Sounds good to me / Brian BeesleyCapsule reviews of four new albums that have gotten repetitive airplay on my nifty little pocket jukebox … at least until I ran it through the washing machine this week.
Yeah, well, wasn’t the first time; probably won’t be the last.
Over the past decade, Schneider has steadily become one of my go-to musicians. His stuff reminds me of a Texas version of Jimmy Buffett: sentimental and playful, his songs profound one minute and profane the next. He’s a clever guy who knows how to craft tunes that stick in your head, and this 15-track set (released in three volumes) is, as we used to say in the ’70s, all killer and no filler. Schneider constructing swatches of bemused observation using a variety of styles: rock, pop, funk (“Ready Let’s Roll”), country and even reggae (“The Unknown”), and does it all with ease.
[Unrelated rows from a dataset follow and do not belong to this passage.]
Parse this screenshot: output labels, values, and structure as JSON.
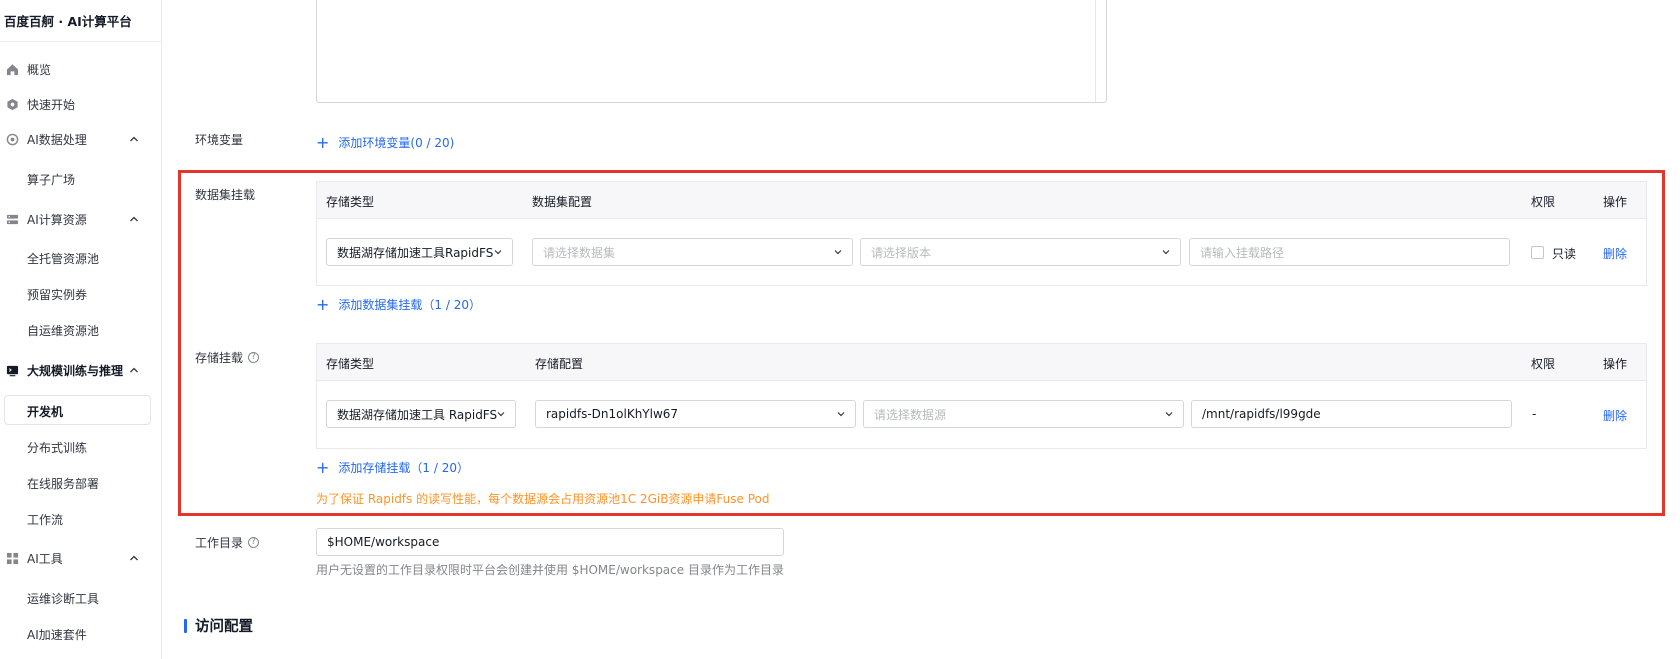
{
  "app": {
    "title": "百度百舸 · AI计算平台"
  },
  "sidebar": {
    "items": [
      {
        "label": "概览",
        "icon": "home-icon"
      },
      {
        "label": "快速开始",
        "icon": "rocket-icon"
      },
      {
        "label": "AI数据处理",
        "icon": "data-process-icon"
      },
      {
        "label": "算子广场"
      },
      {
        "label": "AI计算资源",
        "icon": "server-icon"
      },
      {
        "label": "全托管资源池"
      },
      {
        "label": "预留实例券"
      },
      {
        "label": "自运维资源池"
      },
      {
        "label": "大规模训练与推理",
        "icon": "terminal-icon"
      },
      {
        "label": "开发机"
      },
      {
        "label": "分布式训练"
      },
      {
        "label": "在线服务部署"
      },
      {
        "label": "工作流"
      },
      {
        "label": "AI工具",
        "icon": "grid-icon"
      },
      {
        "label": "运维诊断工具"
      },
      {
        "label": "AI加速套件"
      }
    ]
  },
  "env": {
    "label": "环境变量",
    "add_label": "添加环境变量(0 / 20)"
  },
  "dataset_mount": {
    "label": "数据集挂载",
    "columns": {
      "type": "存储类型",
      "config": "数据集配置",
      "perm": "权限",
      "ops": "操作"
    },
    "row": {
      "type_value": "数据湖存储加速工具RapidFS",
      "dataset_placeholder": "请选择数据集",
      "version_placeholder": "请选择版本",
      "path_placeholder": "请输入挂载路径",
      "readonly_label": "只读",
      "delete_label": "删除"
    },
    "add_label": "添加数据集挂载（1 / 20）"
  },
  "storage_mount": {
    "label": "存储挂载",
    "columns": {
      "type": "存储类型",
      "config": "存储配置",
      "perm": "权限",
      "ops": "操作"
    },
    "row": {
      "type_value": "数据湖存储加速工具 RapidFS",
      "instance_value": "rapidfs-Dn1olKhYlw67",
      "source_placeholder": "请选择数据源",
      "path_value": "/mnt/rapidfs/l99gde",
      "perm_value": "-",
      "delete_label": "删除"
    },
    "add_label": "添加存储挂载（1 / 20）",
    "warning": "为了保证 Rapidfs 的读写性能，每个数据源会占用资源池1C 2GiB资源申请Fuse Pod"
  },
  "workdir": {
    "label": "工作目录",
    "value": "$HOME/workspace",
    "hint": "用户无设置的工作目录权限时平台会创建并使用 $HOME/workspace 目录作为工作目录"
  },
  "access": {
    "title": "访问配置"
  },
  "colors": {
    "accent": "#2468f2",
    "warning": "#ff9326",
    "highlight": "#e33529"
  }
}
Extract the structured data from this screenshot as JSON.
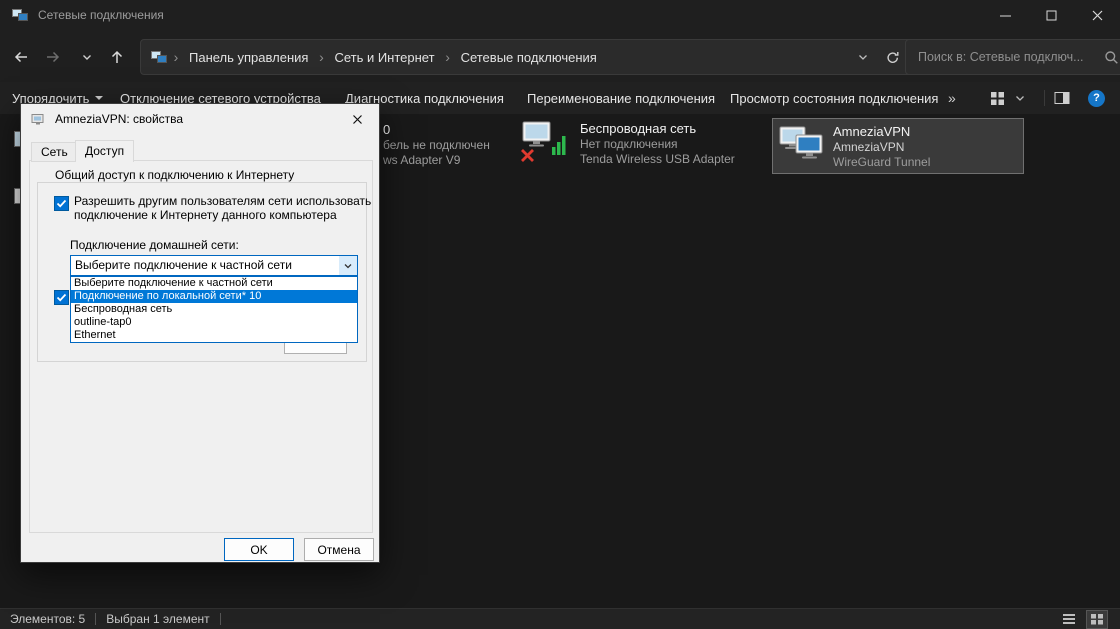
{
  "titlebar": {
    "title": "Сетевые подключения"
  },
  "navbar": {
    "breadcrumb": {
      "crumbs": [
        "Панель управления",
        "Сеть и Интернет",
        "Сетевые подключения"
      ]
    },
    "search": {
      "placeholder": "Поиск в: Сетевые подключ..."
    }
  },
  "toolbar": {
    "organize": "Упорядочить",
    "items": [
      "Отключение сетевого устройства",
      "Диагностика подключения",
      "Переименование подключения",
      "Просмотр состояния подключения"
    ]
  },
  "connections": {
    "partial": {
      "line1": "0",
      "line2": "бель не подключен",
      "line3": "ws Adapter V9"
    },
    "wireless": {
      "name": "Беспроводная сеть",
      "status": "Нет подключения",
      "device": "Tenda Wireless USB Adapter"
    },
    "vpn": {
      "name": "AmneziaVPN",
      "status": "AmneziaVPN",
      "device": "WireGuard Tunnel"
    }
  },
  "dialog": {
    "title": "AmneziaVPN: свойства",
    "tabs": {
      "network": "Сеть",
      "access": "Доступ"
    },
    "group_title": "Общий доступ к подключению к Интернету",
    "share_checkbox": "Разрешить другим пользователям сети использовать подключение к Интернету данного компьютера",
    "home_network_label": "Подключение домашней сети:",
    "combo": {
      "value": "Выберите подключение к частной сети"
    },
    "dropdown": {
      "items": [
        "Выберите подключение к частной сети",
        "Подключение по локальной сети* 10",
        "Беспроводная сеть",
        "outline-tap0",
        "Ethernet"
      ],
      "selected_index": 1
    },
    "buttons": {
      "ok": "OK",
      "cancel": "Отмена"
    }
  },
  "statusbar": {
    "count": "Элементов: 5",
    "selection": "Выбран 1 элемент"
  },
  "colors": {
    "accent": "#0078d7",
    "checkbox_blue": "#0072d4",
    "error_red": "#e03a2f",
    "signal_green": "#2db84d",
    "help_blue": "#1576c8",
    "selected_tile_bg": "#3a3a3a",
    "chrome_bg": "#1f1f1f",
    "content_bg": "#191919"
  },
  "icons": {
    "app": "network-monitors",
    "back": "arrow-left",
    "forward": "arrow-right",
    "recent": "chevron-down",
    "up": "arrow-up",
    "address_dropdown": "chevron-down",
    "refresh": "refresh-arrow",
    "search": "magnifier",
    "view": "grid",
    "preview_pane": "split-pane",
    "help": "question-circle",
    "minimize": "line",
    "maximize": "square",
    "close": "x",
    "disconnected": "red-x",
    "wifi": "signal-bars",
    "status_details": "list-view",
    "status_icons": "icon-view"
  }
}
While they will occasionally poke around in the darkness (“Montgomery”), his songs prefer to bounce around in the light (“Into the Sun,” “Han Solo”).
Recommended tracks: “Han Solo,” “The Stars Over Your House,” “You Be Alright,” “King Kong,” “Montgomery.”
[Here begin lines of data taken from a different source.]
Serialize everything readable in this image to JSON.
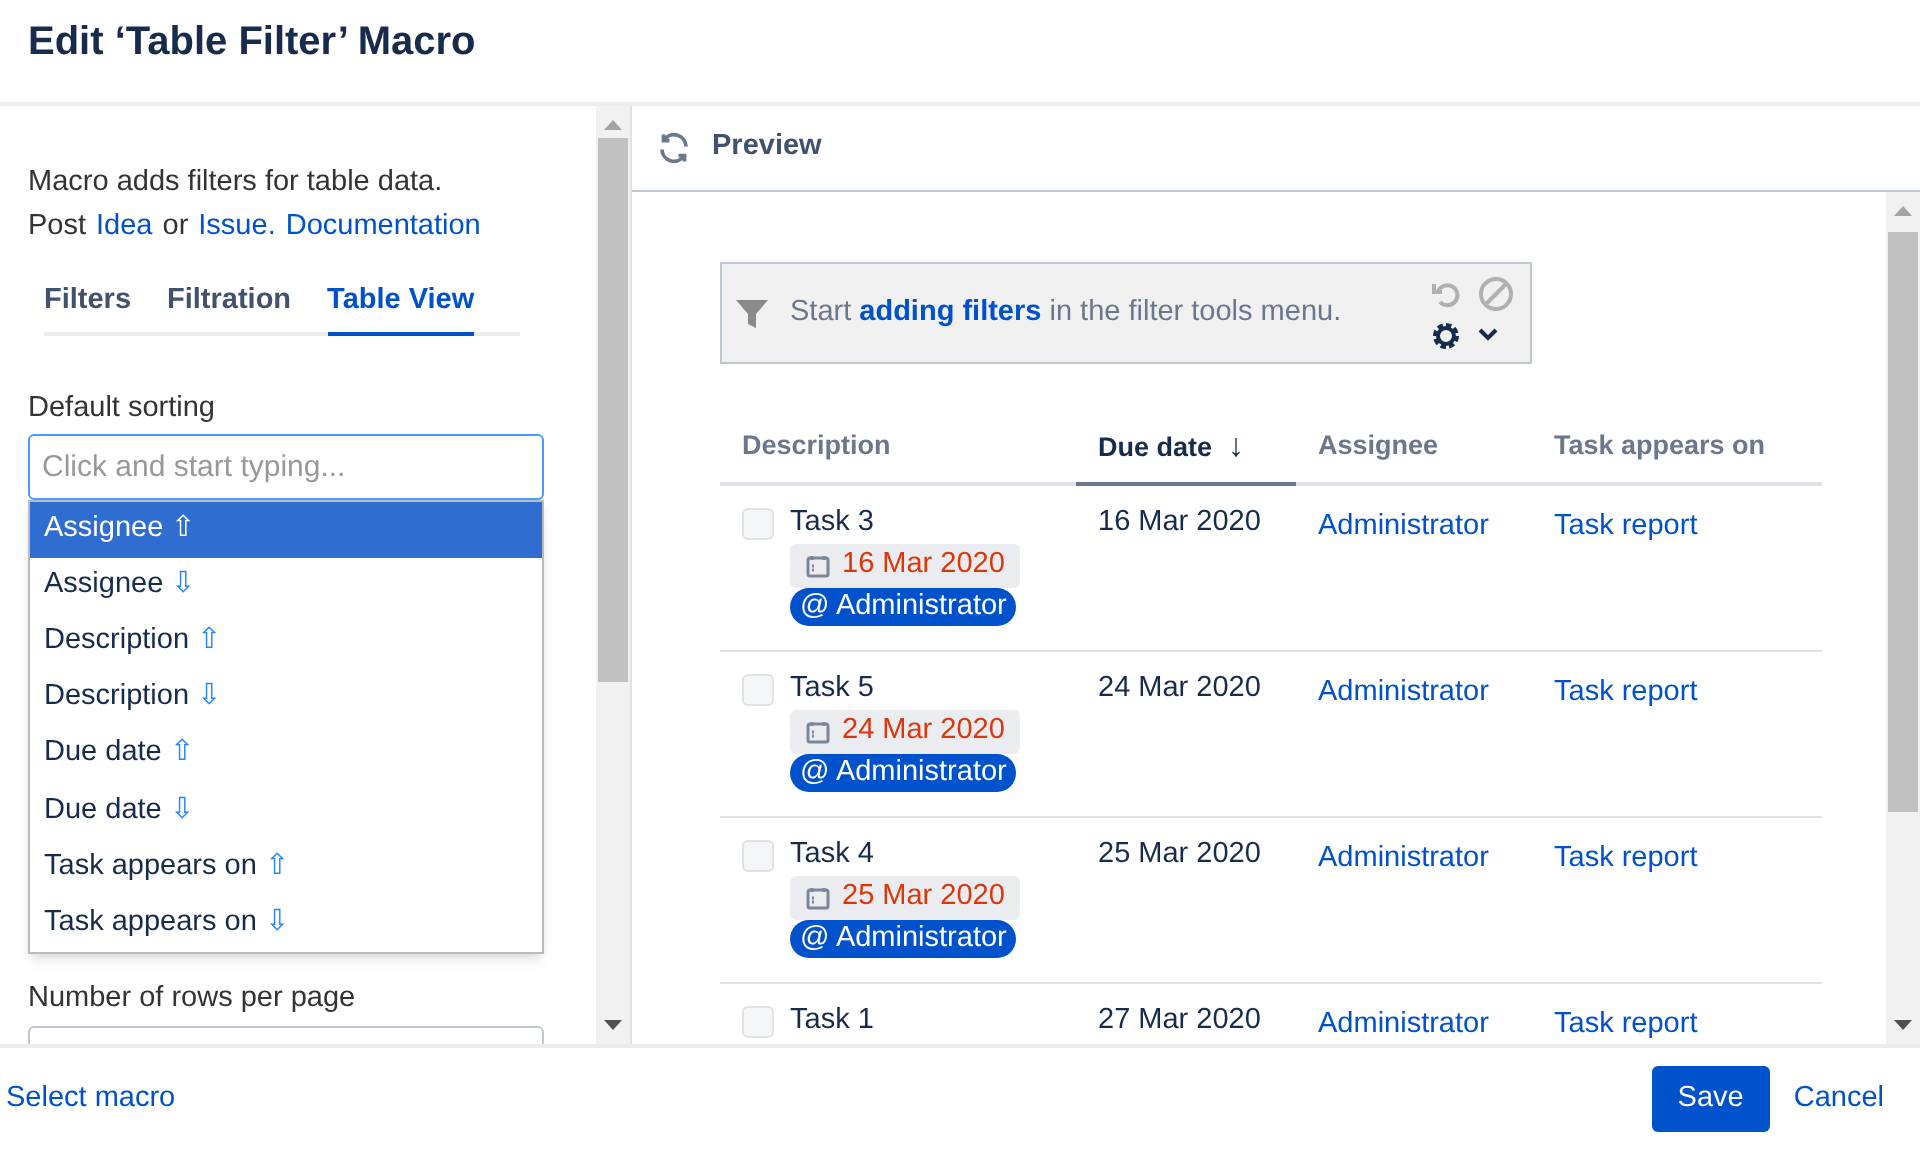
{
  "dialog": {
    "title": "Edit ‘Table Filter’ Macro"
  },
  "sidebar": {
    "intro": "Macro adds filters for table data.",
    "post_prefix": "Post",
    "links": [
      {
        "text": "Idea"
      },
      {
        "text": "or",
        "kind": "plain"
      },
      {
        "text": "Issue."
      },
      {
        "text": "Documentation"
      }
    ],
    "tabs": [
      {
        "label": "Filters",
        "selected": false
      },
      {
        "label": "Filtration",
        "selected": false
      },
      {
        "label": "Table View",
        "selected": true
      }
    ],
    "default_sorting": {
      "label": "Default sorting",
      "placeholder": "Click and start typing...",
      "options": [
        {
          "label": "Assignee",
          "arrow": "⇧",
          "selected": true
        },
        {
          "label": "Assignee",
          "arrow": "⇩",
          "selected": false
        },
        {
          "label": "Description",
          "arrow": "⇧",
          "selected": false
        },
        {
          "label": "Description",
          "arrow": "⇩",
          "selected": false
        },
        {
          "label": "Due date",
          "arrow": "⇧",
          "selected": false
        },
        {
          "label": "Due date",
          "arrow": "⇩",
          "selected": false
        },
        {
          "label": "Task appears on",
          "arrow": "⇧",
          "selected": false
        },
        {
          "label": "Task appears on",
          "arrow": "⇩",
          "selected": false
        }
      ]
    },
    "rows_per_page": {
      "label": "Number of rows per page"
    }
  },
  "preview": {
    "title": "Preview",
    "filter_bar": {
      "text": "Start **adding filters** in the filter tools menu."
    },
    "table": {
      "columns": [
        {
          "label": "Description",
          "sorted": false
        },
        {
          "label": "Due date",
          "sorted": true,
          "arrow": "↓"
        },
        {
          "label": "Assignee",
          "sorted": false
        },
        {
          "label": "Task appears on",
          "sorted": false
        }
      ],
      "rows": [
        {
          "task": "Task 3",
          "checked": false,
          "lozenge_date": "16 Mar 2020",
          "mention": "@ Administrator",
          "due": "16 Mar 2020",
          "assignee": "Administrator",
          "page": "Task report"
        },
        {
          "task": "Task 5",
          "checked": false,
          "lozenge_date": "24 Mar 2020",
          "mention": "@ Administrator",
          "due": "24 Mar 2020",
          "assignee": "Administrator",
          "page": "Task report"
        },
        {
          "task": "Task 4",
          "checked": false,
          "lozenge_date": "25 Mar 2020",
          "mention": "@ Administrator",
          "due": "25 Mar 2020",
          "assignee": "Administrator",
          "page": "Task report"
        },
        {
          "task": "Task 1",
          "checked": false,
          "due": "27 Mar 2020",
          "assignee": "Administrator",
          "page": "Task report"
        }
      ]
    }
  },
  "footer": {
    "link": "Select macro",
    "buttons": [
      {
        "label": "Save",
        "kind": "primary"
      },
      {
        "label": "Cancel",
        "kind": "link"
      }
    ]
  }
}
This Memphis band’s latest album harkens back to the Stones of the early 1970s, blending rock, R&B, funk and a dash of country. “All …” is a musical search for many things — shelter, retribution, release, and even Warren Zevon’s Los Angeles —— knitting hooks and horns around tales of personal failing. Songwriter and lead singer Ben Nichols’ gritty voice brings these scenes to life, barking out the words like a man wrestling with multiple demons (“The Man I Was,” “My Girl & Me in ’93”). But there are some upbeat tracks to even things out (“Throwback No. 2,” “Young Outlaws”).
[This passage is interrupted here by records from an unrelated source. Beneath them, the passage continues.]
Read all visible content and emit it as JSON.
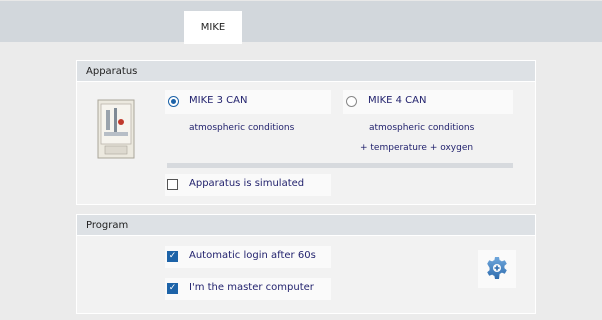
{
  "tabs": [
    {
      "label": "MIKE"
    }
  ],
  "apparatus": {
    "header": "Apparatus",
    "options": [
      {
        "label": "MIKE 3 CAN",
        "desc1": "atmospheric conditions",
        "desc2": "",
        "selected": true
      },
      {
        "label": "MIKE 4 CAN",
        "desc1": "atmospheric conditions",
        "desc2": "+ temperature + oxygen",
        "selected": false
      }
    ],
    "simulated": {
      "label": "Apparatus is simulated",
      "checked": false
    }
  },
  "program": {
    "header": "Program",
    "auto_login": {
      "label": "Automatic login after 60s",
      "checked": true
    },
    "master": {
      "label": "I'm the master computer",
      "checked": true
    }
  },
  "colors": {
    "accent": "#1d63a8",
    "label_text": "#23236e",
    "tab_strip": "#d2d7dc"
  },
  "icons": {
    "apparatus_image": "apparatus-cabinet-icon",
    "settings": "gear-icon"
  }
}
Recommended tracks: “Can’t You Hear Them Howl,” “Went Looking for Warren Zevon’s Los Angeles,” “Throwback No. 2,” “They Called Her Killer.”
Five years after the loungey, jazz-inflected “Rain on the City,” Johnston returns with a crowd-funded album of typical compositions. It starts with the title track, an homage to Jimmy Webb’s “Wichita Lineman,” but unfortunately, it’s a bit of a tedious listen. Things pick quickly up with the plaintive pleas of “Baby, Baby Come Back,” and the rockabilly of “TV in My Arms.” The rest of the album sounds like you’d expect a Freedy Johnston album to sound, drawing you in with quirky scenes of human endeavor set to toe-tapping tunes. There are enough nuggets here to keep you interested, but overall, it doesn’t quite match up with Johnston’s earlier masterworks.
Recommended tracks: “TV in My Arms,” “Baby, Baby Come Home,” “Sentimental Heart.”
I tend to gravitate to folk-rock that sports a beat, and this one grabbed my ear right away. I’d almost classify it as Americana, except the group —— led by sisters Donna Simpson and Vicki Horn and vocalist Josh Cunningham —— hails from Australia. With “Beautiful You,” they plow the same fertile ground that groups like The Band and CCR tilled four and a half decades earlier. These songs quickly wend their way into your brain with their inviting, earthy, resonant acoustics and sweet vocals, and the pictures they paint stay there.
Recommended tracks: “Black Dirt Track,” “Beautiful You,” “Somebody’s Gonna Get Hurt,” “Cracks of Dawn,” “Born to Love.”